As payroll tax provisions come under increased scrutiny by Revenue Offices, another case has provided clarity on how they should be interpreted.
In Nationwide Towing & Transport Pty Ltd v Commissioner of State Revenue (No 2)  VSC 609, the Victorian Supreme Court has dealt the Victorian State Revenue Office a blow by setting aside payroll tax assessments issued in relation to a taxpayer engaged by RACV Roadside Services Pty Ltd (RACV) to provide emergency roadside services.
The taxpayer in-turn engaged and paid subcontractors to provide those services to the RACV. Payroll tax applies not only to the payment of wages to employees but also to payments to contractors under a “relevant contract” unless an exemption applies. One exemption applies when services provided by the contractors are services performed by persons who ordinarily performed services of that kind to the public generally in that financial year (section 32(2)(b)(iv) of the Payroll Tax Act 2007 (Vic)).

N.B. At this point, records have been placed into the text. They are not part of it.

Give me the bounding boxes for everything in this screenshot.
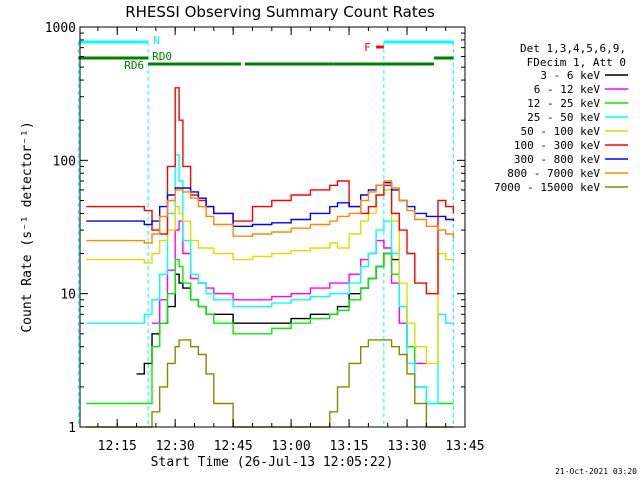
series-line-100-300keV <box>86 87 455 295</box>
series-line-50-100keV <box>86 189 454 365</box>
legend-header-line: FDecim 1, Att 0 <box>527 56 626 69</box>
legend-entry-label: 800 - 7000 keV <box>507 167 600 180</box>
legend-entry-label: 300 - 800 keV <box>514 153 600 166</box>
x-tick-label: 12:30 <box>156 439 195 454</box>
x-tick-label: 13:30 <box>387 439 426 454</box>
legend: Det 1,3,4,5,6,9,FDecim 1, Att 03 - 6 keV… <box>494 42 628 194</box>
axes: 12:15 12:30 12:45 13:00 13:15 13:30 13:45 1 10 10… <box>45 21 485 454</box>
decim-rd6-label: RD6 <box>124 59 144 72</box>
legend-entry-label: 12 - 25 keV <box>527 97 600 110</box>
series-line-7000-15000keV <box>86 339 454 428</box>
legend-entry-label: 100 - 300 keV <box>514 139 600 152</box>
series-line-6-12keV <box>152 220 427 365</box>
flare-flag-label: F <box>364 41 371 54</box>
footer-timestamp: 21-Oct-2021 03:20 <box>555 467 637 476</box>
legend-entry-label: 7000 - 15000 keV <box>494 181 600 194</box>
data-series <box>86 87 455 428</box>
x-tick-label: 12:15 <box>98 439 137 454</box>
x-tick-label: 13:45 <box>445 439 484 454</box>
legend-entry-label: 6 - 12 keV <box>534 83 601 96</box>
legend-header-line: Det 1,3,4,5,6,9, <box>520 42 626 55</box>
chart-title: RHESSI Observing Summary Count Rates <box>125 3 435 21</box>
series-line-25-50keV <box>86 154 454 405</box>
series-line-300-800keV <box>86 182 455 227</box>
x-tick-label: 13:00 <box>272 439 311 454</box>
y-tick-label: 100 <box>53 154 76 169</box>
y-axis-label: Count Rate (s⁻¹ detector⁻¹) <box>20 121 35 332</box>
x-tick-label: 12:45 <box>214 439 253 454</box>
series-line-800-7000keV <box>86 180 455 244</box>
legend-entry-label: 50 - 100 keV <box>521 125 601 138</box>
night-flag-label: N <box>153 34 160 47</box>
x-axis-label: Start Time (26-Jul-13 12:05:22) <box>151 455 394 470</box>
y-tick-label: 1 <box>68 421 76 436</box>
x-tick-label: 13:15 <box>330 439 369 454</box>
status-flags: N F RD0 RD6 <box>78 34 454 427</box>
series-line-12-25keV <box>86 252 454 405</box>
series-line-3-6keV <box>136 252 400 375</box>
decim-rd0-label: RD0 <box>152 50 172 63</box>
y-tick-label: 10 <box>60 288 76 303</box>
y-tick-label: 1000 <box>45 21 76 36</box>
legend-entry-label: 3 - 6 keV <box>540 69 600 82</box>
legend-entry-label: 25 - 50 keV <box>527 111 600 124</box>
plot-frame <box>79 26 466 428</box>
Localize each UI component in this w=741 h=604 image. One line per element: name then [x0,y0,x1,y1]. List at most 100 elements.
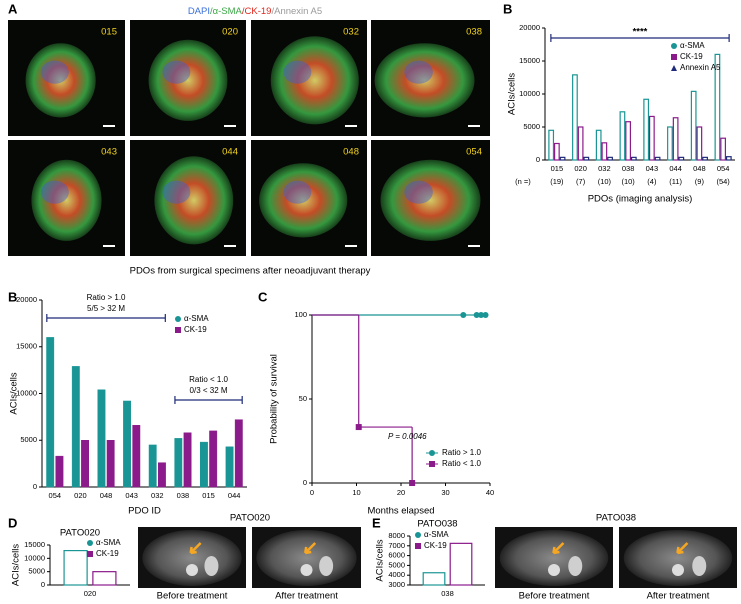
p-value: P = 0.0046 [388,432,427,441]
bar [123,400,132,488]
legend-label: CK-19 [184,325,207,334]
bar [81,440,89,488]
bar [148,444,157,488]
y-tick-label: 15000 [16,342,37,351]
n-label: (9) [695,177,705,186]
legend-marker [175,327,181,333]
x-tick-label: 038 [622,164,635,173]
bar [667,126,673,161]
bar [553,142,560,161]
n-label: (54) [716,177,730,186]
bar [601,142,608,161]
bar [209,430,218,488]
x-tick-label: 043 [125,491,138,500]
bar [225,446,234,488]
ct-spine [186,564,198,576]
nuclei [404,180,433,204]
x-tick-label: 054 [49,491,62,500]
group-label: Ratio > 1.0 [87,293,126,302]
group-label: 0/3 < 32 M [190,386,228,395]
x-tick-label: 20 [397,488,405,497]
image-label: 048 [343,147,359,158]
y-tick-label: 0 [536,155,540,164]
y-tick-label: 0 [303,478,307,487]
y-tick-label: 10000 [24,553,45,562]
y-tick-label: 10000 [16,388,37,397]
nuclei [162,180,191,204]
x-tick-label: 015 [202,491,215,500]
bar [654,156,661,161]
y-tick-label: 5000 [523,122,540,131]
x-tick-label: 30 [441,488,449,497]
ct-body [142,530,242,586]
ct-caption: After treatment [647,591,710,602]
arrow [676,542,689,555]
y-axis-label: ACIs/cells [9,372,20,414]
y-tick-label: 0 [33,482,37,491]
legend-marker [671,43,677,49]
chart-title: PATO038 [417,519,457,530]
x-tick-label: 048 [693,164,706,173]
y-tick-label: 0 [41,580,45,589]
y-tick-label: 15000 [519,56,540,65]
image-label: 015 [101,27,117,38]
y-tick-label: 5000 [388,560,405,569]
y-tick-label: 5000 [20,435,37,444]
n-title: (n =) [515,177,531,186]
stain-name: /Annexin A5 [271,6,322,17]
image-label: 054 [466,147,482,158]
bar [132,425,141,488]
ct-spine [300,564,313,576]
y-tick-label: 20000 [519,23,540,32]
bar [625,121,632,161]
survival-point [460,312,467,318]
x-tick-label: 054 [717,164,730,173]
bar [720,137,727,161]
organoid [380,159,481,241]
survival-point [478,312,485,318]
arrow [303,542,317,555]
legend-label: α-SMA [184,314,209,323]
y-tick-label: 15000 [24,540,45,549]
ct-kidney [319,556,334,576]
bar [422,572,446,586]
ct-title: PATO038 [596,513,636,524]
ct-caption: After treatment [275,591,338,602]
bar [714,53,721,161]
legend-label: α-SMA [424,530,449,539]
legend-label: CK-19 [424,541,447,550]
y-axis-label: ACIs/cells [507,73,518,115]
legend-label: α-SMA [680,41,705,50]
y-axis-label: ACIs/cells [11,544,22,586]
bar [607,156,613,161]
image-label: 020 [222,27,238,38]
legend-marker [415,532,421,538]
organoid [374,43,475,118]
bar [174,438,183,488]
arrow [189,542,202,555]
bar [157,462,166,488]
ct-body [499,530,609,586]
organoid [148,39,228,121]
legend-label: α-SMA [96,538,121,547]
bar [595,129,602,161]
y-tick-label: 3000 [388,580,405,589]
y-axis-label: ACIs/cells [375,539,386,581]
legend-label: CK-19 [680,52,703,61]
bar [690,90,697,161]
x-axis-label: PDO ID [128,506,161,517]
ct-kidney [692,556,707,576]
bar [46,337,55,488]
bar [577,126,584,161]
bar [619,111,626,161]
n-label: (19) [550,177,564,186]
bar [97,389,106,488]
x-tick-label: 048 [100,491,113,500]
panel-label: B [503,1,512,16]
y-tick-label: 8000 [388,531,405,540]
nuclei [40,60,69,84]
legend-label: Annexin A5 [680,63,721,72]
x-axis-label: PDOs (imaging analysis) [588,194,693,205]
image-label: 043 [101,147,117,158]
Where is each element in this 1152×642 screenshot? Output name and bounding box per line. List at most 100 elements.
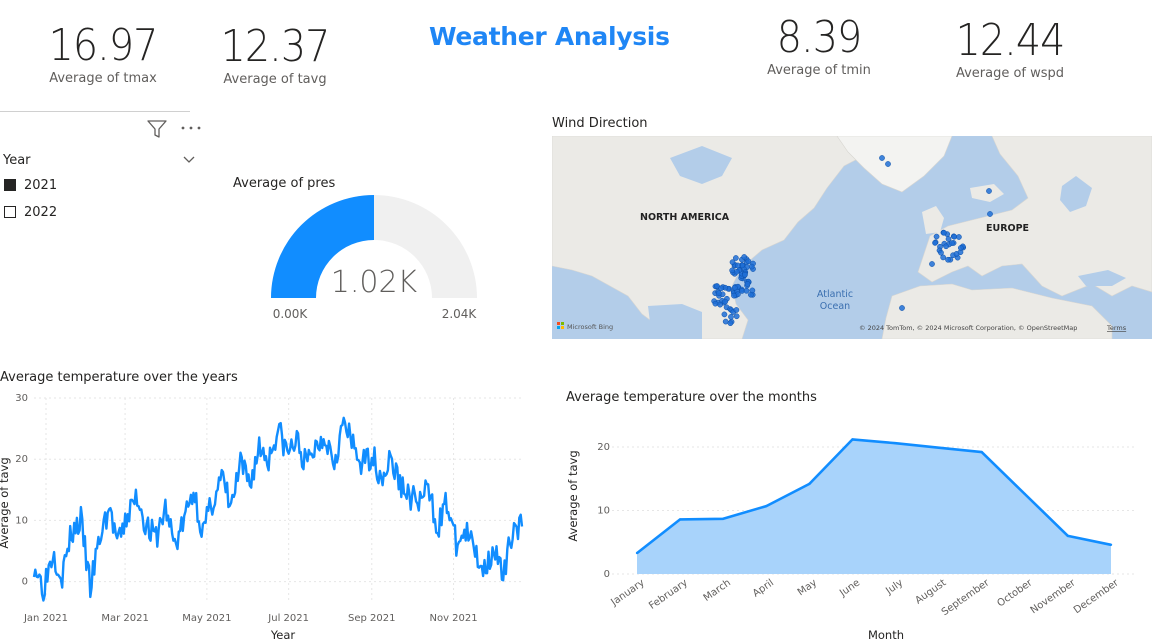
data-point xyxy=(721,517,725,520)
black-sea xyxy=(1078,270,1126,286)
data-point xyxy=(1066,534,1070,538)
kpi-card-tmin[interactable]: 8.39 Average of tmin xyxy=(744,12,894,78)
location-dot xyxy=(727,320,734,327)
location-dot xyxy=(733,313,740,320)
checkbox-checked[interactable] xyxy=(4,179,16,191)
gauge-max-label: 2.04K xyxy=(442,307,478,321)
x-axis-ticks: January February March April May June July Augu… xyxy=(609,577,1122,618)
location-dot xyxy=(733,307,740,313)
data-point xyxy=(765,504,768,508)
kpi-card-wspd[interactable]: 12.44 Average of wspd xyxy=(935,15,1085,81)
location-dot xyxy=(718,285,725,292)
location-dot xyxy=(733,255,739,261)
location-dot xyxy=(744,281,751,287)
location-dot xyxy=(932,240,938,246)
y-tick-label: 10 xyxy=(15,515,28,526)
location-dot xyxy=(734,262,741,269)
area-y-axis-title: Average of tavg xyxy=(566,450,580,541)
temperature-year-line-chart[interactable]: 0 10 20 30 Jan 2021 Mar 2021 May 2021 Jul 2021… xyxy=(0,388,540,642)
map-attribution: © 2024 TomTom, © 2024 Microsoft Corporat… xyxy=(859,324,1077,332)
data-point xyxy=(635,551,639,555)
year-slicer[interactable]: Year 2021 2022 xyxy=(0,116,205,226)
location-dot xyxy=(742,271,748,278)
location-dot xyxy=(728,314,734,320)
location-dot xyxy=(929,261,935,267)
x-tick-label: Jul 2021 xyxy=(267,613,309,624)
temperature-month-area-chart[interactable]: 0 10 20 January February March April May June Ju… xyxy=(560,408,1152,642)
location-dot xyxy=(717,301,723,308)
line-y-axis-title: Average of tavg xyxy=(0,457,11,548)
location-dot xyxy=(943,243,949,250)
slicer-item-2022[interactable]: 2022 xyxy=(4,201,57,223)
location-dot xyxy=(987,211,993,217)
map-terms-link[interactable]: Terms xyxy=(1106,324,1127,332)
location-dot xyxy=(745,258,752,265)
map-title: Wind Direction xyxy=(552,116,648,131)
kpi-label: Average of wspd xyxy=(955,66,1065,81)
slicer-item-2021[interactable]: 2021 xyxy=(4,174,57,196)
x-tick-label: January xyxy=(609,577,647,608)
gulf-of-mexico xyxy=(648,304,702,339)
y-tick-label: 0 xyxy=(604,569,610,580)
data-point xyxy=(1023,492,1027,496)
bing-logo-text: Microsoft Bing xyxy=(567,323,613,331)
kpi-card-tmax[interactable]: 16.97 Average of tmax xyxy=(30,20,176,86)
location-dot xyxy=(715,290,722,297)
location-dot xyxy=(941,229,947,236)
filter-icon[interactable] xyxy=(146,118,168,140)
y-tick-label: 20 xyxy=(15,454,28,465)
bing-logo: Microsoft Bing xyxy=(557,322,613,331)
gauge-fill xyxy=(271,195,374,298)
tavg-area-line xyxy=(636,438,1112,555)
page-title: Weather Analysis xyxy=(429,22,670,51)
area-x-axis-title: Month xyxy=(868,628,904,642)
location-dot xyxy=(945,236,952,242)
slicer-item-label: 2022 xyxy=(24,204,58,220)
location-dot xyxy=(729,267,736,274)
kpi-value: 16.97 xyxy=(48,20,159,71)
y-axis-ticks: 0 10 20 xyxy=(597,442,610,580)
gauge-min-label: 0.00K xyxy=(273,307,309,321)
gauge-value: 1.02K xyxy=(331,265,418,300)
kpi-card-tavg[interactable]: 12.37 Average of tavg xyxy=(200,21,350,87)
x-tick-label: August xyxy=(913,577,948,606)
x-tick-label: July xyxy=(883,577,905,597)
y-axis-ticks: 0 10 20 30 xyxy=(15,393,28,588)
kpi-label: Average of tmax xyxy=(49,71,157,86)
tavg-series-line xyxy=(32,416,524,602)
wind-direction-map[interactable]: NORTH AMERICA EUROPE Atlantic Ocean Micr… xyxy=(552,136,1152,339)
location-dot xyxy=(885,161,891,167)
location-dot xyxy=(722,298,729,305)
british-isles xyxy=(922,206,944,234)
more-options-icon[interactable] xyxy=(180,123,202,133)
pressure-gauge[interactable]: 1.02K 0.00K 2.04K xyxy=(255,190,495,325)
data-point xyxy=(808,482,811,486)
kpi-label: Average of tmin xyxy=(767,63,871,78)
gauge-title: Average of pres xyxy=(233,176,336,191)
location-dot xyxy=(743,287,750,294)
location-dot xyxy=(899,305,905,311)
line-chart-title: Average temperature over the years xyxy=(0,370,238,385)
y-tick-label: 10 xyxy=(597,506,610,517)
location-dot xyxy=(986,188,992,194)
baltic-sea xyxy=(1060,176,1092,212)
map-label-north-america: NORTH AMERICA xyxy=(640,212,730,223)
location-dot xyxy=(957,245,964,251)
x-tick-label: May xyxy=(796,577,819,598)
hudson-bay xyxy=(670,146,732,184)
checkbox-unchecked[interactable] xyxy=(4,206,16,218)
x-tick-label: April xyxy=(751,577,776,599)
north-america-land xyxy=(552,136,883,339)
data-point xyxy=(937,446,940,449)
data-point xyxy=(980,450,983,454)
divider xyxy=(0,111,190,112)
kpi-value: 8.39 xyxy=(776,12,862,63)
data-point xyxy=(851,438,854,441)
x-tick-label: September xyxy=(940,577,992,618)
europe-land xyxy=(917,136,1152,297)
chevron-down-icon[interactable] xyxy=(183,156,195,164)
location-dot xyxy=(731,284,738,291)
data-point xyxy=(678,518,682,521)
kpi-label: Average of tavg xyxy=(223,72,327,87)
x-tick-label: June xyxy=(837,577,862,599)
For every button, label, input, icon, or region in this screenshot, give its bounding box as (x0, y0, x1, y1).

The taxpayer argued that its subcontractors did provide the services to the public – they not only provided the services they were engaged to perform by the taxpayer (eg towing vehicles) but would often provide additional services such as mechanical repair services and the supply of car parts not covered by the RACV contract. The Commissioner’s view was that the contractor was not conducting a “genuinely independent business” because any services to the public was only in the course of providing services to the taxpayer.
Justice Croft decided in favour of the taxpayers. His Honour identified that the correct question at law was whether the subcontractors had indeed provided services of that kind to the public generally. The further criterion read in from Revenue Ruling PTA.021 about whether the contractors ran a genuinely independent business was not the relevant question to ask in relation to the application of this provision of the Payroll Tax Act.
This also serves as a timely reminder for taxpayers and their advisors to not rely solely on a public ruling, but instead carefully consider the actual provisions and case law when considering a challenge to an overly “aggressive” interpretation of the law by the revenue authorities.